# Pregnant Mom...need help with transport from West Monroe La to Atlanta



## BeauShel (May 20, 2007)

Here is a thread that has a list of people that might be able to volunteer to do a transport
http://www.goldenretrieverforum.com/showthread.php?t=70674


----------



## Dallas Gold (Dec 22, 2007)

Hi, I'm involved in the formation of a new rescue group in North Texas that isn't accepting dogs just yet. Our info email got a message about a very pregnant dog rescued from a shelter in Winnsboro LA. Would this possibly be the same dog? If so I'm glad she's been rescued.


----------



## MotherHen (Jul 7, 2007)

Thanks Carol for the link....what a wonderful idea. I sure do have a lot of reading and catching up to do on the forum.

*Charlotte*
*(MotherHen)*
*Wilson & Rocky*


----------



## MotherHen (Jul 7, 2007)

Dallas Gold said:


> Hi, I'm involved in the formation of a new rescue group in North Texas that isn't accepting dogs just yet. Our info email got a message about a very pregnant dog rescued from a shelter in Winnsboro LA. Would this possibly be the same dog? If so I'm glad she's been rescued.

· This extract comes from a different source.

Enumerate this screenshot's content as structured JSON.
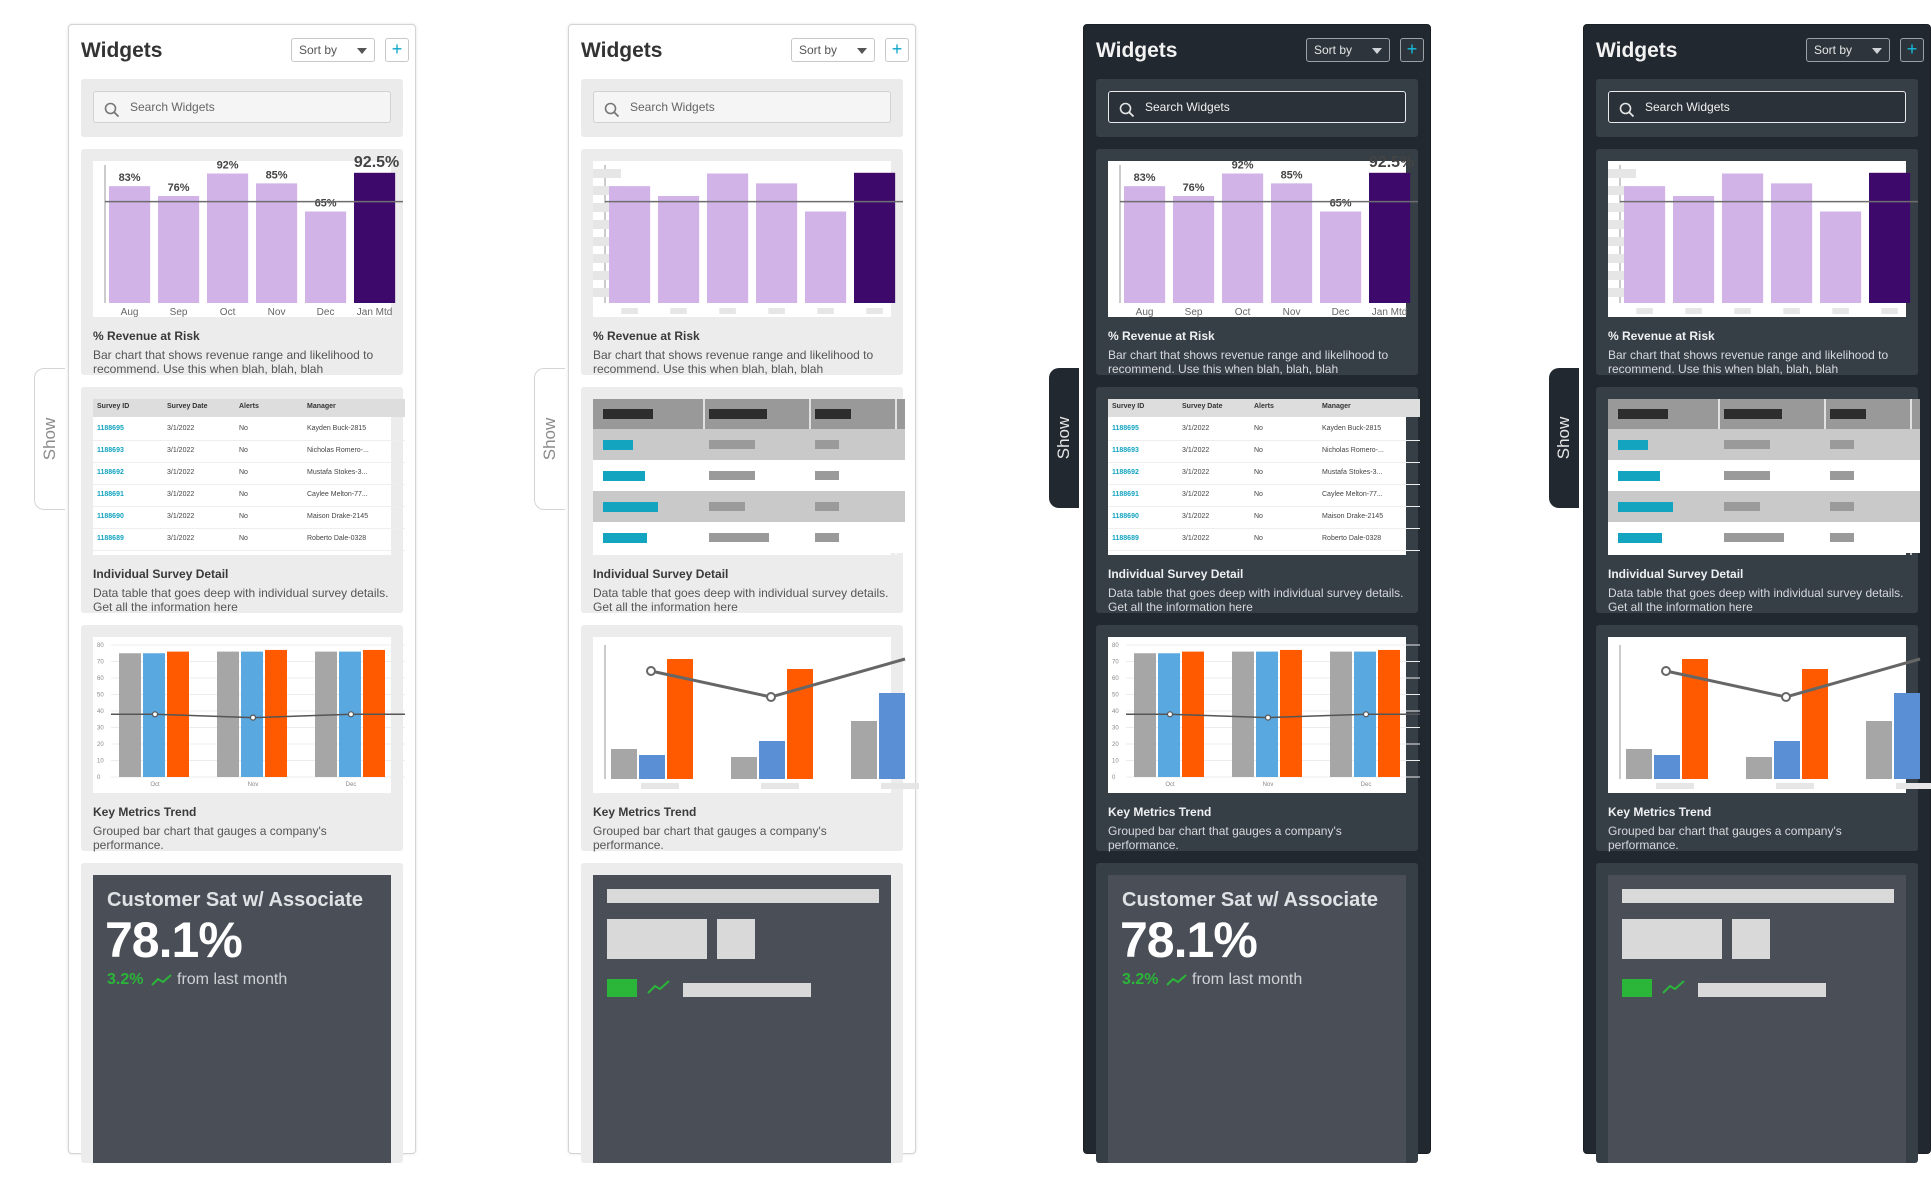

I don't know if this is the same mom. Will ask Martha and let you know.

Charlotte
(MotherHen)
Wilson & Rocky


----------



## Karen519 (Aug 21, 2006)

*Bump*

Bumping

MotherHen

Did you contact Greg(sundevil)?


----------



## Karen519 (Aug 21, 2006)

*MotherHen*

Can you email me about this pregnant mom and where she is and what rescue she is going to and I will send to a few people in Alabama, Louisiana.

[email protected]


----------



## Looni2ns (Mar 26, 2010)

I'm in ATL, and can help. Can't go the entire way, but would certainly be happy to assist w/final leg to ATL, and deliver her to Lexie. PM w/my contact info is on the way.


----------



## MotherHen (Jul 7, 2007)

Looni2ns said:


> I'm in ATL, and can help. Can't go the entire way, but would certainly be happy to assist w/final leg to ATL, and deliver her to Lexie. PM w/my contact info is on the way.

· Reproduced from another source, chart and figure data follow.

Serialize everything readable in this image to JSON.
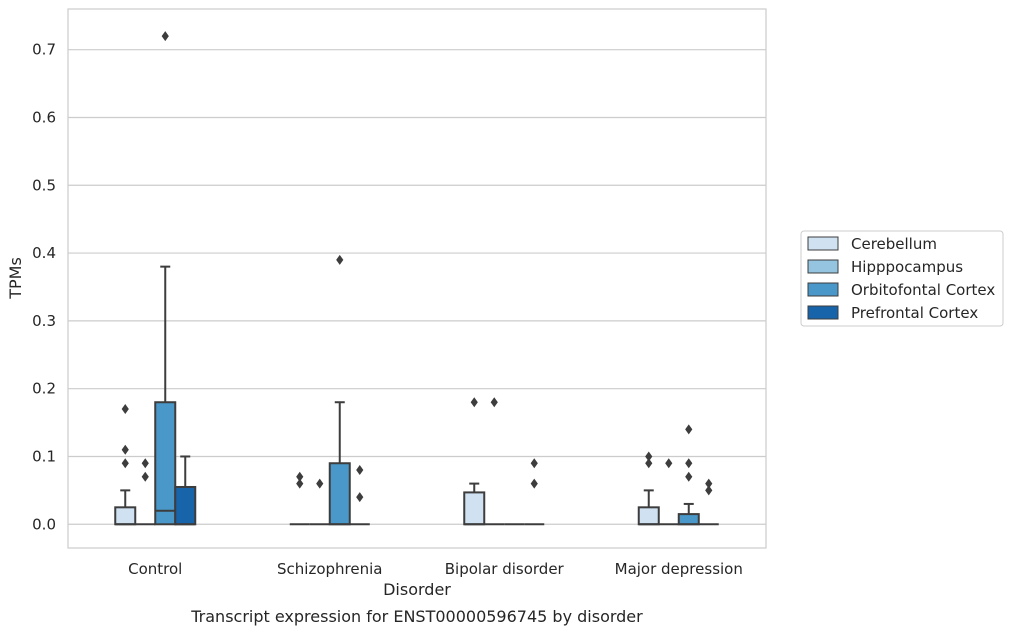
{
  "caption": "Transcript expression for ENST00000596745 by disorder",
  "chart_data": {
    "type": "box",
    "title": "",
    "xlabel": "Disorder",
    "ylabel": "TPMs",
    "ylim": [
      -0.035,
      0.76
    ],
    "yticks": [
      0.0,
      0.1,
      0.2,
      0.3,
      0.4,
      0.5,
      0.6,
      0.7
    ],
    "ytick_labels": [
      "0.0",
      "0.1",
      "0.2",
      "0.3",
      "0.4",
      "0.5",
      "0.6",
      "0.7"
    ],
    "grid": "horizontal",
    "legend_position": "right",
    "categories": [
      "Control",
      "Schizophrenia",
      "Bipolar disorder",
      "Major depression"
    ],
    "series": [
      {
        "name": "Cerebellum",
        "color": "#d0e1f2",
        "boxes": [
          {
            "q1": 0.0,
            "median": 0.0,
            "q3": 0.025,
            "whisker_low": 0.0,
            "whisker_high": 0.05,
            "outliers": [
              0.09,
              0.11,
              0.17
            ]
          },
          {
            "q1": 0.0,
            "median": 0.0,
            "q3": 0.0,
            "whisker_low": 0.0,
            "whisker_high": 0.0,
            "outliers": [
              0.06,
              0.07
            ]
          },
          {
            "q1": 0.0,
            "median": 0.0,
            "q3": 0.047,
            "whisker_low": 0.0,
            "whisker_high": 0.06,
            "outliers": [
              0.18
            ]
          },
          {
            "q1": 0.0,
            "median": 0.0,
            "q3": 0.025,
            "whisker_low": 0.0,
            "whisker_high": 0.05,
            "outliers": [
              0.09,
              0.1
            ]
          }
        ]
      },
      {
        "name": "Hipppocampus",
        "color": "#94c4df",
        "boxes": [
          {
            "q1": 0.0,
            "median": 0.0,
            "q3": 0.0,
            "whisker_low": 0.0,
            "whisker_high": 0.0,
            "outliers": [
              0.07,
              0.09
            ]
          },
          {
            "q1": 0.0,
            "median": 0.0,
            "q3": 0.0,
            "whisker_low": 0.0,
            "whisker_high": 0.0,
            "outliers": [
              0.06
            ]
          },
          {
            "q1": 0.0,
            "median": 0.0,
            "q3": 0.0,
            "whisker_low": 0.0,
            "whisker_high": 0.0,
            "outliers": [
              0.18
            ]
          },
          {
            "q1": 0.0,
            "median": 0.0,
            "q3": 0.0,
            "whisker_low": 0.0,
            "whisker_high": 0.0,
            "outliers": [
              0.09
            ]
          }
        ]
      },
      {
        "name": "Orbitofontal Cortex",
        "color": "#4a98c9",
        "boxes": [
          {
            "q1": 0.0,
            "median": 0.02,
            "q3": 0.18,
            "whisker_low": 0.0,
            "whisker_high": 0.38,
            "outliers": [
              0.72
            ]
          },
          {
            "q1": 0.0,
            "median": 0.0,
            "q3": 0.09,
            "whisker_low": 0.0,
            "whisker_high": 0.18,
            "outliers": [
              0.39
            ]
          },
          {
            "q1": 0.0,
            "median": 0.0,
            "q3": 0.0,
            "whisker_low": 0.0,
            "whisker_high": 0.0,
            "outliers": []
          },
          {
            "q1": 0.0,
            "median": 0.0,
            "q3": 0.015,
            "whisker_low": 0.0,
            "whisker_high": 0.03,
            "outliers": [
              0.07,
              0.09,
              0.14
            ]
          }
        ]
      },
      {
        "name": "Prefrontal Cortex",
        "color": "#1764ab",
        "boxes": [
          {
            "q1": 0.0,
            "median": 0.0,
            "q3": 0.055,
            "whisker_low": 0.0,
            "whisker_high": 0.1,
            "outliers": []
          },
          {
            "q1": 0.0,
            "median": 0.0,
            "q3": 0.0,
            "whisker_low": 0.0,
            "whisker_high": 0.0,
            "outliers": [
              0.04,
              0.08
            ]
          },
          {
            "q1": 0.0,
            "median": 0.0,
            "q3": 0.0,
            "whisker_low": 0.0,
            "whisker_high": 0.0,
            "outliers": [
              0.06,
              0.09
            ]
          },
          {
            "q1": 0.0,
            "median": 0.0,
            "q3": 0.0,
            "whisker_low": 0.0,
            "whisker_high": 0.0,
            "outliers": [
              0.05,
              0.06
            ]
          }
        ]
      }
    ]
  }
}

Thanks Looni2ns....I will let you know more as soon as Martha from J&L gives me a call this morning.

Charlotte
(MotherHen)
Wilson & Rocky


----------



## Looni2ns (Mar 26, 2010)

Well, can't send PM since I don't have enough posts. So, give me a call. I'm available after 6p today, or all weekend to assist with transport into ATL, and delivery to Lexie. Say B'ham to ATL? Have crate, etc.

Seven seven O, three 29, 7 five three two is my call #. Office is 4 O four, five 7 two, two oh nine six.


----------



## Karen519 (Aug 21, 2006)

*Looni*

Looni

I emld. your post to Charlotte.

If you want to email me your phone # I will email Charlotte (MotherHen)

Karen
[email protected]


----------



## Karen519 (Aug 21, 2006)

*Update*

I am posting this for Charlotte (Motherhen) she's at work and can't post on here:

Karen, thanks for cross posting this out....just heard from Martha....Lexie can't take the mommy dog*...the Houston GRR will now be taking her.* 
Can you please post this out to the Golden Retriever forum for me....I'm at work and this work computer will not let me get on there.
*
Thanks everyone...the mommy dog will now have a safe place to have her puppies and will we taken care of....* 
Charlotte
(MotherHen)


----------



## Looni2ns (Mar 26, 2010)

Great news! She'll be safe, and it's a shorter trip to Houston for a pregnant lady.


----------



## Karen519 (Aug 21, 2006)

*Thank you!!*

*Thank you for being so willing to help, Looni2ns,
and Thank You to Houston Golden Ret. Rescue, for taking this pregnant Golden Retriever in!!!!*


----------